We chomped our way through a plant-based diet for a few days, but then I found a food delivery app and suddenly mealtimes got a lot more exciting –

And then we ordered our first Korean meal –

Beautifully packaged and thoughtfully put together, there was a corkscrew provided with the wine, and a little pink plastic knife to cut through the plastic lids of the hot containers and a disposable glove for hygenic serving.

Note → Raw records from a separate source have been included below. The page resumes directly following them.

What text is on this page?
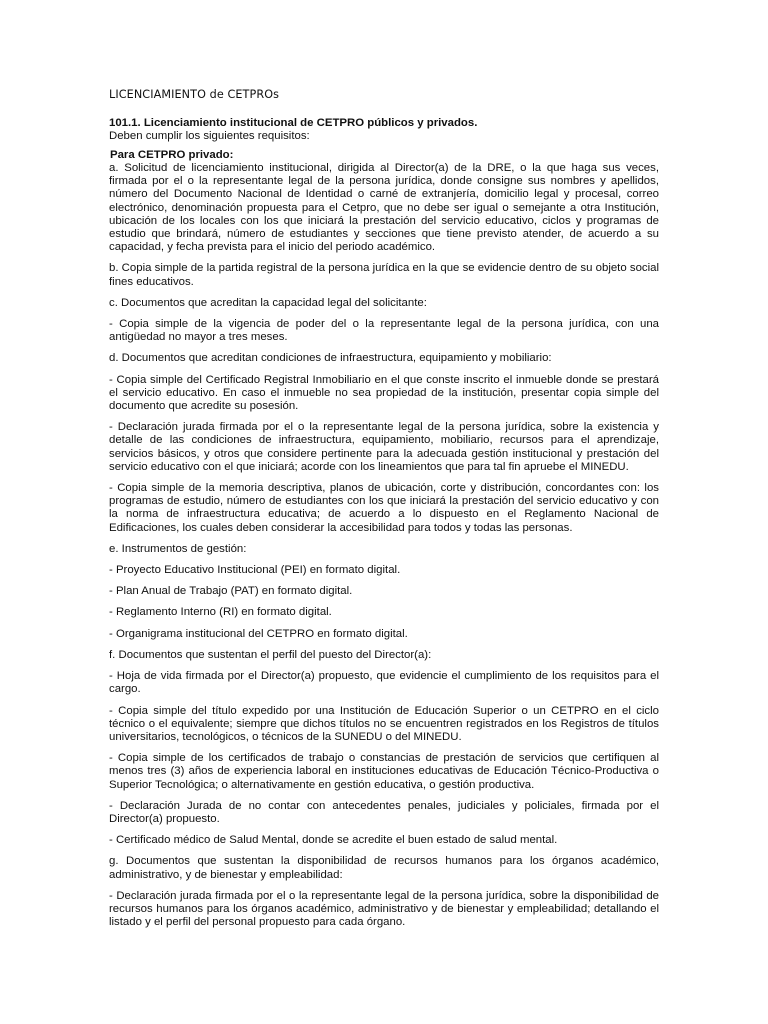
LICENCIAMIENTO de CETPROs
101.1. Licenciamiento institucional de CETPRO públicos y privados.
Deben cumplir los siguientes requisitos:
Para CETPRO privado:

a. Solicitud de licenciamiento institucional, dirigida al Director(a) de la DRE, o la que haga sus veces, firmada por el o la representante legal de la persona jurídica, donde consigne sus nombres y apellidos, número del Documento Nacional de Identidad o carné de extranjería, domicilio legal y procesal, correo electrónico, denominación propuesta para el Cetpro, que no debe ser igual o semejante a otra Institución, ubicación de los locales con los que iniciará la prestación del servicio educativo, ciclos y programas de estudio que brindará, número de estudiantes y secciones que tiene previsto atender, de acuerdo a su capacidad, y fecha prevista para el inicio del periodo académico.

b. Copia simple de la partida registral de la persona jurídica en la que se evidencie dentro de su objeto social fines educativos.

c. Documentos que acreditan la capacidad legal del solicitante:

- Copia simple de la vigencia de poder del o la representante legal de la persona jurídica, con una antigüedad no mayor a tres meses.

d. Documentos que acreditan condiciones de infraestructura, equipamiento y mobiliario:

- Copia simple del Certificado Registral Inmobiliario en el que conste inscrito el inmueble donde se prestará el servicio educativo. En caso el inmueble no sea propiedad de la institución, presentar copia simple del documento que acredite su posesión.

- Declaración jurada firmada por el o la representante legal de la persona jurídica, sobre la existencia y detalle de las condiciones de infraestructura, equipamiento, mobiliario, recursos para el aprendizaje, servicios básicos, y otros que considere pertinente para la adecuada gestión institucional y prestación del servicio educativo con el que iniciará; acorde con los lineamientos que para tal fin apruebe el MINEDU.

- Copia simple de la memoria descriptiva, planos de ubicación, corte y distribución, concordantes con: los programas de estudio, número de estudiantes con los que iniciará la prestación del servicio educativo y con la norma de infraestructura educativa; de acuerdo a lo dispuesto en el Reglamento Nacional de Edificaciones, los cuales deben considerar la accesibilidad para todos y todas las personas.

e. Instrumentos de gestión:

- Proyecto Educativo Institucional (PEI) en formato digital.

- Plan Anual de Trabajo (PAT) en formato digital.

- Reglamento Interno (RI) en formato digital.

- Organigrama institucional del CETPRO en formato digital.

f. Documentos que sustentan el perfil del puesto del Director(a):

- Hoja de vida firmada por el Director(a) propuesto, que evidencie el cumplimiento de los requisitos para el cargo.

- Copia simple del título expedido por una Institución de Educación Superior o un CETPRO en el ciclo técnico o el equivalente; siempre que dichos títulos no se encuentren registrados en los Registros de títulos universitarios, tecnológicos, o técnicos de la SUNEDU o del MINEDU.

- Copia simple de los certificados de trabajo o constancias de prestación de servicios que certifiquen al menos tres (3) años de experiencia laboral en instituciones educativas de Educación Técnico-Productiva o Superior Tecnológica; o alternativamente en gestión educativa, o gestión productiva.

- Declaración Jurada de no contar con antecedentes penales, judiciales y policiales, firmada por el Director(a) propuesto.

- Certificado médico de Salud Mental, donde se acredite el buen estado de salud mental.

g. Documentos que sustentan la disponibilidad de recursos humanos para los órganos académico, administrativo, y de bienestar y empleabilidad:

- Declaración jurada firmada por el o la representante legal de la persona jurídica, sobre la disponibilidad de recursos humanos para los órganos académico, administrativo y de bienestar y empleabilidad; detallando el listado y el perfil del personal propuesto para cada órgano.
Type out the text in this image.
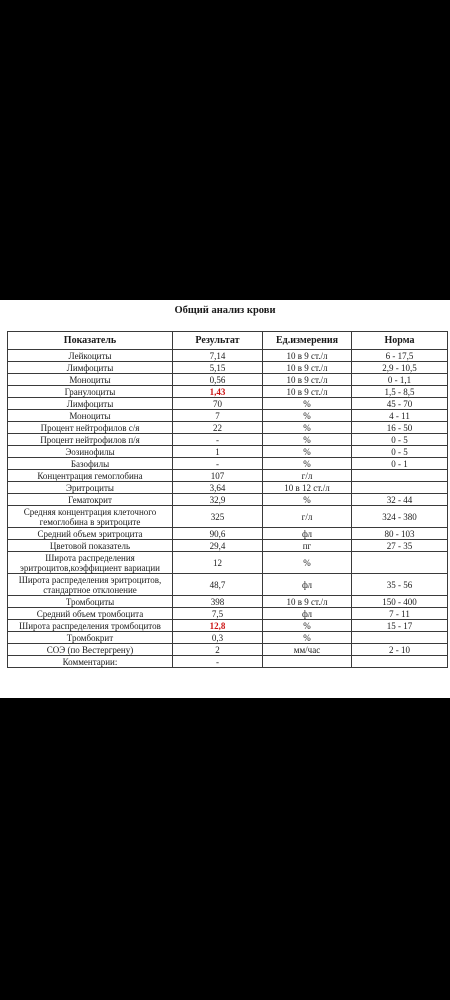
Общий анализ крови
Показатель	Результат	Ед.измерения	Норма
Лейкоциты	7,14	10 в 9 ст./л	6 - 17,5
Лимфоциты	5,15	10 в 9 ст./л	2,9 - 10,5
Моноциты	0,56	10 в 9 ст./л	0 - 1,1
Гранулоциты	1,43	10 в 9 ст./л	1,5 - 8,5
Лимфоциты	70	%	45 - 70
Моноциты	7	%	4 - 11
Процент нейтрофилов с/я	22	%	16 - 50
Процент нейтрофилов п/я	-	%	0 - 5
Эозинофилы	1	%	0 - 5
Базофилы	-	%	0 - 1
Концентрация гемоглобина	107	г/л	
Эритроциты	3,64	10 в 12 ст./л	
Гематокрит	32,9	%	32 - 44
Средняя концентрация клеточного гемоглобина в эритроците	325	г/л	324 - 380
Средний объем эритроцита	90,6	фл	80 - 103
Цветовой показатель	29,4	пг	27 - 35
Широта распределения эритроцитов,коэффициент вариации	12	%	
Широта распределения эритроцитов, стандартное отклонение	48,7	фл	35 - 56
Тромбоциты	398	10 в 9 ст./л	150 - 400
Средний объем тромбоцита	7,5	фл	7 - 11
Широта распределения тромбоцитов	12,8	%	15 - 17
Тромбокрит	0,3	%	
СОЭ (по Вестергрену)	2	мм/час	2 - 10
Комментарии:	-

On the right are two Korean pancakes – one with prawns and chives, and the other with bacon and eggs. They seem to be made of batter with added grated potato. Front left is steamed egg – with more chives – a dish that I remember from Malaysia too. Behind the egg is bulgogi with rice cakes – bulgogi is very thinly sliced marinated meat, and the rice cakes are not at at all like our rice cakes. These are like mochi – very chewy – and served in a spicy sauce. The container of rice was topped with seaweed on one side and then with cream cheese and some unidentifiable yellow stuff on the other side … my least favourite part of the meal.

So – having got to grips with the food, it was time to move on to the language, and I have to announce that I have found a new hero: the inventor of the Korean alphabet, King Sejong.

My Learn Korean app tells me that ‘King Sejong and his Hall of Worthies invented Hangul, the most elegant and rational alphabet in the history of mankind in 1443.’

This is a 15th Century man with a 21st Century sense of hype. And if you do have to collaborate, how much better to have a Hall of Worthies than a Band of Merry Men ?

So, after two weeks of incarceration, I’ve mastered the 14 consonants, 10 vowels and 27 digraphs in Hangul, and I can tell you that …

… the setting I have selected on the left says ‘neng-su‘.

And …

this water bottle starts off mark-neun-sem-mul.

And the Trump connection?

It was a joke that Anthony was sent the other day –

 During a dull U.S Senate dinner, Melania Trump leaned over to chat with Vice President Pence. 

“I bought Donald a parrot for his birthday. That bird is so smart, Donald has already taught him to say over two hundred words!” 

“Very impressive,” said Mike Pence, “But, you do realize he just speaks the words. He doesn’t really understand what they all mean.” 

“Oh, I know”, replied Melania “But neither does the parrot.”

I read it and thought … well, that’s you and me, both, Donald.